Even if a celebrity author does not appear to tick in any meaningful way beyond essential biology, they can still write an autobiography. The divine Jade Goody parlayed being “an escape goat” on Big Brother (her own words) into 288 pages of memoir, with a blurb promising: “Every aspect of her life has been a source of fascination — from being abandoned by her father and living with a lesbian mother, to her volatile relationship with her exboyfriend Jeff . . .” Jade: My Autobiography is now at No 15 on the Amazon bestseller list.
In one sense, the market for celebrity autobiography reflects the changing economics of book publishing. With the end of the net book agreement in 1995, books could be sold in volume at supermarkets at the lowest prices. People who might not often go to a bookshop began buying books as part of the groceries. Tesco and Asda are now the biggest booksellers in Britain.
Traditionalists argue that Goody’s gripping account of the time her mum’s bed caught fire is driving out literature of a higher brow. But this is to assume that reading is a zero-sum game. In fact, the entire book market may be expanding, thanks to the intensely fertile collision of television celebrity and literature.

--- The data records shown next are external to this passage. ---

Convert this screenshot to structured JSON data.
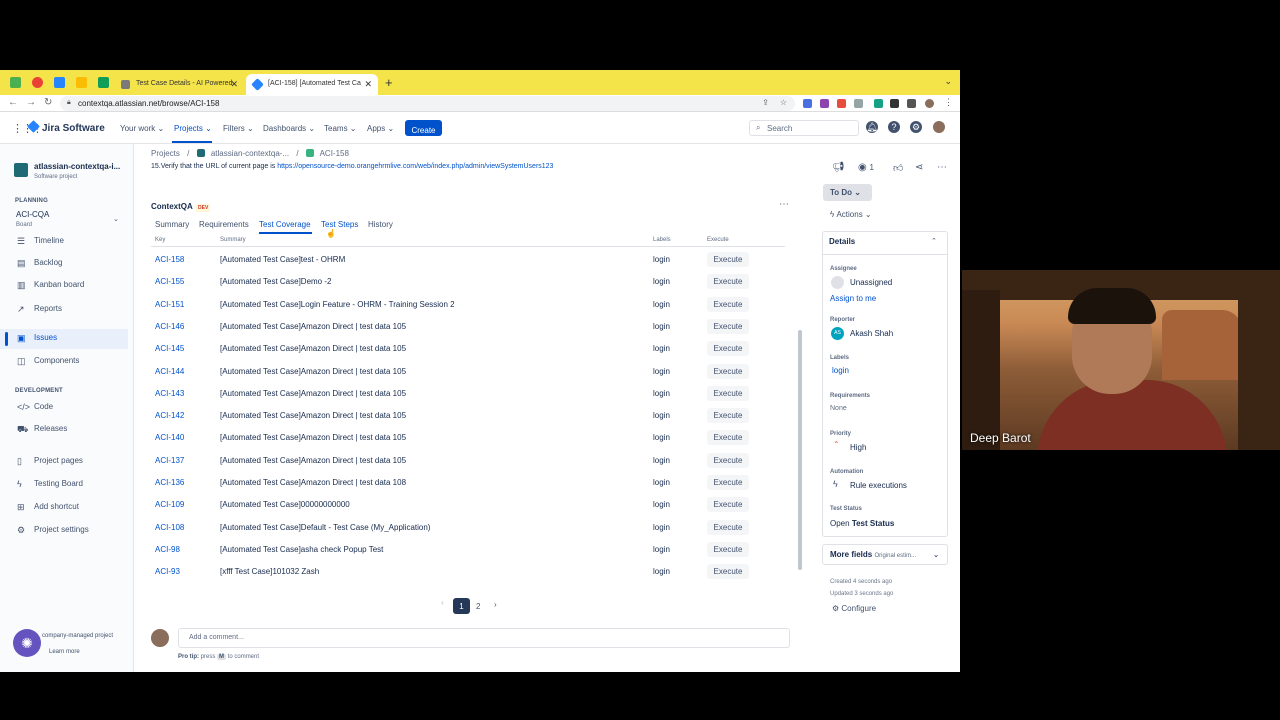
{
  "browser": {
    "tabs": [
      {
        "title": "Test Case Details - AI Powered"
      },
      {
        "title": "[ACI-158] [Automated Test Ca"
      }
    ],
    "url": "contextqa.atlassian.net/browse/ACI-158"
  },
  "topnav": {
    "product": "Jira Software",
    "menu": [
      "Your work",
      "Projects",
      "Filters",
      "Dashboards",
      "Teams",
      "Apps"
    ],
    "create_label": "Create",
    "search_placeholder": "Search"
  },
  "sidebar": {
    "project_name": "atlassian-contextqa-i...",
    "project_type": "Software project",
    "planning_label": "PLANNING",
    "board_name": "ACI-CQA",
    "board_sub": "Board",
    "planning_items": [
      "Timeline",
      "Backlog",
      "Kanban board",
      "Reports"
    ],
    "issues_label": "Issues",
    "components_label": "Components",
    "development_label": "DEVELOPMENT",
    "dev_items": [
      "Code",
      "Releases"
    ],
    "bottom_items": [
      "Project pages",
      "Testing Board",
      "Add shortcut",
      "Project settings"
    ],
    "footer_line1": "company-managed project",
    "footer_line2": "Learn more"
  },
  "breadcrumb": {
    "projects": "Projects",
    "project": "atlassian-contextqa-...",
    "issue": "ACI-158"
  },
  "step15": {
    "text": "15.Verify that the URL of current page is ",
    "link": "https://opensource-demo.orangehrmlive.com/web/index.php/admin/viewSystemUsers123"
  },
  "panel": {
    "title": "ContextQA",
    "badge": "DEV",
    "tabs": [
      "Summary",
      "Requirements",
      "Test Coverage",
      "Test Steps",
      "History"
    ],
    "active_tab": "Test Coverage",
    "columns": [
      "Key",
      "Summary",
      "Labels",
      "Execute"
    ],
    "rows": [
      {
        "key": "ACI-158",
        "summary": "[Automated Test Case]test - OHRM",
        "label": "login",
        "execute": "Execute"
      },
      {
        "key": "ACI-155",
        "summary": "[Automated Test Case]Demo -2",
        "label": "login",
        "execute": "Execute"
      },
      {
        "key": "ACI-151",
        "summary": "[Automated Test Case]Login Feature - OHRM - Training Session 2",
        "label": "login",
        "execute": "Execute"
      },
      {
        "key": "ACI-146",
        "summary": "[Automated Test Case]Amazon Direct | test data 105",
        "label": "login",
        "execute": "Execute"
      },
      {
        "key": "ACI-145",
        "summary": "[Automated Test Case]Amazon Direct | test data 105",
        "label": "login",
        "execute": "Execute"
      },
      {
        "key": "ACI-144",
        "summary": "[Automated Test Case]Amazon Direct | test data 105",
        "label": "login",
        "execute": "Execute"
      },
      {
        "key": "ACI-143",
        "summary": "[Automated Test Case]Amazon Direct | test data 105",
        "label": "login",
        "execute": "Execute"
      },
      {
        "key": "ACI-142",
        "summary": "[Automated Test Case]Amazon Direct | test data 105",
        "label": "login",
        "execute": "Execute"
      },
      {
        "key": "ACI-140",
        "summary": "[Automated Test Case]Amazon Direct | test data 105",
        "label": "login",
        "execute": "Execute"
      },
      {
        "key": "ACI-137",
        "summary": "[Automated Test Case]Amazon Direct | test data 105",
        "label": "login",
        "execute": "Execute"
      },
      {
        "key": "ACI-136",
        "summary": "[Automated Test Case]Amazon Direct | test data 108",
        "label": "login",
        "execute": "Execute"
      },
      {
        "key": "ACI-109",
        "summary": "[Automated Test Case]00000000000",
        "label": "login",
        "execute": "Execute"
      },
      {
        "key": "ACI-108",
        "summary": "[Automated Test Case]Default - Test Case (My_Application)",
        "label": "login",
        "execute": "Execute"
      },
      {
        "key": "ACI-98",
        "summary": "[Automated Test Case]asha check Popup Test",
        "label": "login",
        "execute": "Execute"
      },
      {
        "key": "ACI-93",
        "summary": "[xfff Test Case]101032 Zash",
        "label": "login",
        "execute": "Execute"
      }
    ],
    "pages": [
      "1",
      "2"
    ],
    "current_page": "1"
  },
  "comment": {
    "placeholder": "Add a comment...",
    "protip_prefix": "Pro tip:",
    "protip_mid": " press ",
    "protip_key": "M",
    "protip_suffix": " to comment"
  },
  "right": {
    "watch_count": "1",
    "status": "To Do",
    "actions": "Actions",
    "details_title": "Details",
    "assignee_label": "Assignee",
    "assignee": "Unassigned",
    "assign_to_me": "Assign to me",
    "reporter_label": "Reporter",
    "reporter": "Akash Shah",
    "reporter_initials": "AS",
    "labels_label": "Labels",
    "labels_value": "login",
    "requirements_label": "Requirements",
    "requirements_value": "None",
    "priority_label": "Priority",
    "priority_value": "High",
    "automation_label": "Automation",
    "automation_value": "Rule executions",
    "test_status_label": "Test Status",
    "test_status_prefix": "Open",
    "test_status_value": "Test Status",
    "more_fields": "More fields",
    "more_fields_sub": "Original estim...",
    "created": "Created 4 seconds ago",
    "updated": "Updated 3 seconds ago",
    "configure": "Configure"
  },
  "webcam": {
    "name": "Deep Barot"
  },
  "colors": {
    "accent": "#0052cc",
    "tabstrip": "#f5e34a"
  }
}
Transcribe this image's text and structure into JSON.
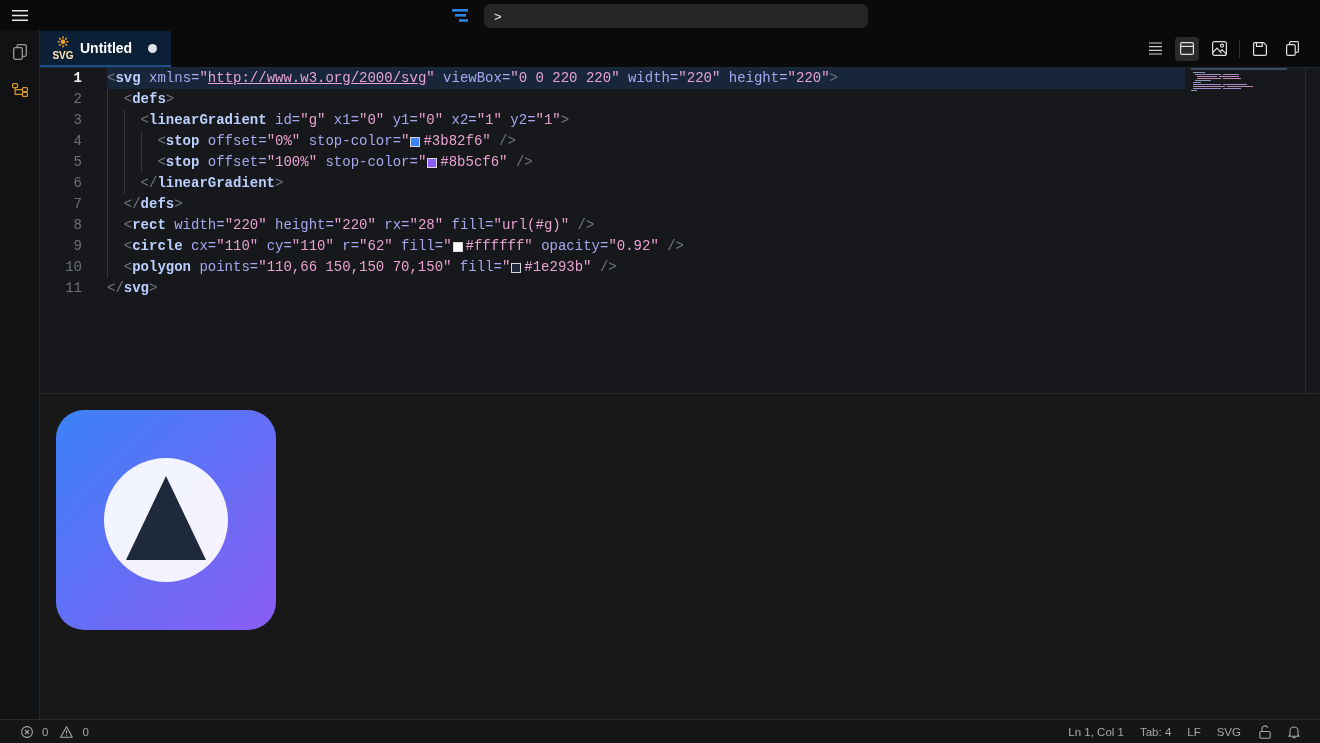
{
  "top_bar": {
    "command": {
      "value": ">"
    }
  },
  "tabs": [
    {
      "title": "Untitled",
      "icon_text": "SVG",
      "modified": true,
      "selected": true
    }
  ],
  "view_modes": [
    {
      "selected": false
    },
    {
      "selected": true
    },
    {
      "selected": false
    }
  ],
  "editor": {
    "lines": [
      {
        "number": "1",
        "current": true,
        "tokens": [
          {
            "kind": "punct",
            "text": "<"
          },
          {
            "kind": "tag",
            "text": "svg"
          },
          {
            "kind": "attr",
            "text": " xmlns="
          },
          {
            "kind": "string",
            "text": "\""
          },
          {
            "kind": "link",
            "text": "http://www.w3.org/2000/svg"
          },
          {
            "kind": "string",
            "text": "\""
          },
          {
            "kind": "attr",
            "text": " viewBox="
          },
          {
            "kind": "string",
            "text": "\"0 0 220 220\""
          },
          {
            "kind": "attr",
            "text": " width="
          },
          {
            "kind": "string",
            "text": "\"220\""
          },
          {
            "kind": "attr",
            "text": " height="
          },
          {
            "kind": "string",
            "text": "\"220\""
          },
          {
            "kind": "punct",
            "text": ">"
          }
        ],
        "children": [
          {
            "number": "2",
            "current": false,
            "tokens": [
              {
                "kind": "punct",
                "text": "<"
              },
              {
                "kind": "tag",
                "text": "defs"
              },
              {
                "kind": "punct",
                "text": ">"
              }
            ],
            "children": [
              {
                "number": "3",
                "current": false,
                "tokens": [
                  {
                    "kind": "punct",
                    "text": "<"
                  },
                  {
                    "kind": "tag",
                    "text": "linearGradient"
                  },
                  {
                    "kind": "attr",
                    "text": " id="
                  },
                  {
                    "kind": "string",
                    "text": "\"g\""
                  },
                  {
                    "kind": "attr",
                    "text": " x1="
                  },
                  {
                    "kind": "string",
                    "text": "\"0\""
                  },
                  {
                    "kind": "attr",
                    "text": " y1="
                  },
                  {
                    "kind": "string",
                    "text": "\"0\""
                  },
                  {
                    "kind": "attr",
                    "text": " x2="
                  },
                  {
                    "kind": "string",
                    "text": "\"1\""
                  },
                  {
                    "kind": "attr",
                    "text": " y2="
                  },
                  {
                    "kind": "string",
                    "text": "\"1\""
                  },
                  {
                    "kind": "punct",
                    "text": ">"
                  }
                ],
                "children": [
                  {
                    "number": "4",
                    "current": false,
                    "tokens": [
                      {
                        "kind": "punct",
                        "text": "<"
                      },
                      {
                        "kind": "tag",
                        "text": "stop"
                      },
                      {
                        "kind": "attr",
                        "text": " offset="
                      },
                      {
                        "kind": "string",
                        "text": "\"0%\""
                      },
                      {
                        "kind": "attr",
                        "text": " stop-color="
                      },
                      {
                        "kind": "string",
                        "text": "\""
                      },
                      {
                        "kind": "swatch",
                        "color": "#3b82f6"
                      },
                      {
                        "kind": "string",
                        "text": "#3b82f6\""
                      },
                      {
                        "kind": "punct",
                        "text": " />"
                      }
                    ]
                  },
                  {
                    "number": "5",
                    "current": false,
                    "tokens": [
                      {
                        "kind": "punct",
                        "text": "<"
                      },
                      {
                        "kind": "tag",
                        "text": "stop"
                      },
                      {
                        "kind": "attr",
                        "text": " offset="
                      },
                      {
                        "kind": "string",
                        "text": "\"100%\""
                      },
                      {
                        "kind": "attr",
                        "text": " stop-color="
                      },
                      {
                        "kind": "string",
                        "text": "\""
                      },
                      {
                        "kind": "swatch",
                        "color": "#8b5cf6"
                      },
                      {
                        "kind": "string",
                        "text": "#8b5cf6\""
                      },
                      {
                        "kind": "punct",
                        "text": " />"
                      }
                    ]
                  }
                ]
              },
              {
                "number": "6",
                "current": false,
                "tokens": [
                  {
                    "kind": "punct",
                    "text": "</"
                  },
                  {
                    "kind": "tag",
                    "text": "linearGradient"
                  },
                  {
                    "kind": "punct",
                    "text": ">"
                  }
                ]
              }
            ]
          },
          {
            "number": "7",
            "current": false,
            "tokens": [
              {
                "kind": "punct",
                "text": "</"
              },
              {
                "kind": "tag",
                "text": "defs"
              },
              {
                "kind": "punct",
                "text": ">"
              }
            ]
          },
          {
            "number": "8",
            "current": false,
            "tokens": [
              {
                "kind": "punct",
                "text": "<"
              },
              {
                "kind": "tag",
                "text": "rect"
              },
              {
                "kind": "attr",
                "text": " width="
              },
              {
                "kind": "string",
                "text": "\"220\""
              },
              {
                "kind": "attr",
                "text": " height="
              },
              {
                "kind": "string",
                "text": "\"220\""
              },
              {
                "kind": "attr",
                "text": " rx="
              },
              {
                "kind": "string",
                "text": "\"28\""
              },
              {
                "kind": "attr",
                "text": " fill="
              },
              {
                "kind": "string",
                "text": "\"url(#g)\""
              },
              {
                "kind": "punct",
                "text": " />"
              }
            ]
          },
          {
            "number": "9",
            "current": false,
            "tokens": [
              {
                "kind": "punct",
                "text": "<"
              },
              {
                "kind": "tag",
                "text": "circle"
              },
              {
                "kind": "attr",
                "text": " cx="
              },
              {
                "kind": "string",
                "text": "\"110\""
              },
              {
                "kind": "attr",
                "text": " cy="
              },
              {
                "kind": "string",
                "text": "\"110\""
              },
              {
                "kind": "attr",
                "text": " r="
              },
              {
                "kind": "string",
                "text": "\"62\""
              },
              {
                "kind": "attr",
                "text": " fill="
              },
              {
                "kind": "string",
                "text": "\""
              },
              {
                "kind": "swatch",
                "color": "#ffffff"
              },
              {
                "kind": "string",
                "text": "#ffffff\""
              },
              {
                "kind": "attr",
                "text": " opacity="
              },
              {
                "kind": "string",
                "text": "\"0.92\""
              },
              {
                "kind": "punct",
                "text": " />"
              }
            ]
          },
          {
            "number": "10",
            "current": false,
            "tokens": [
              {
                "kind": "punct",
                "text": "<"
              },
              {
                "kind": "tag",
                "text": "polygon"
              },
              {
                "kind": "attr",
                "text": " points="
              },
              {
                "kind": "string",
                "text": "\"110,66 150,150 70,150\""
              },
              {
                "kind": "attr",
                "text": " fill="
              },
              {
                "kind": "string",
                "text": "\""
              },
              {
                "kind": "swatch",
                "color": "#1e293b"
              },
              {
                "kind": "string",
                "text": "#1e293b\""
              },
              {
                "kind": "punct",
                "text": " />"
              }
            ]
          }
        ]
      },
      {
        "number": "11",
        "current": false,
        "tokens": [
          {
            "kind": "punct",
            "text": "</"
          },
          {
            "kind": "tag",
            "text": "svg"
          },
          {
            "kind": "punct",
            "text": ">"
          }
        ]
      }
    ]
  },
  "status_bar": {
    "errors": "0",
    "warnings": "0",
    "position": "Ln 1, Col 1",
    "indent": "Tab: 4",
    "line_ending": "LF",
    "language": "SVG",
    "locked": false
  }
}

Nicholas Clee, a writer and former editor of The Bookseller, points out that celebrity books have become part of British “water-cooler” culture, while Richard and Judy’s television book club has expanded reading in new directions. “There is a big, new, middle market as well as a downmarket market,” Clee says. “Books have retained their currency. They haven’t been sidelined by celebrity culture, but are integral to it.”
“Bigger,” Jordan writes, at her most philosophical, “is definitely better.” And that may apply to book sales too.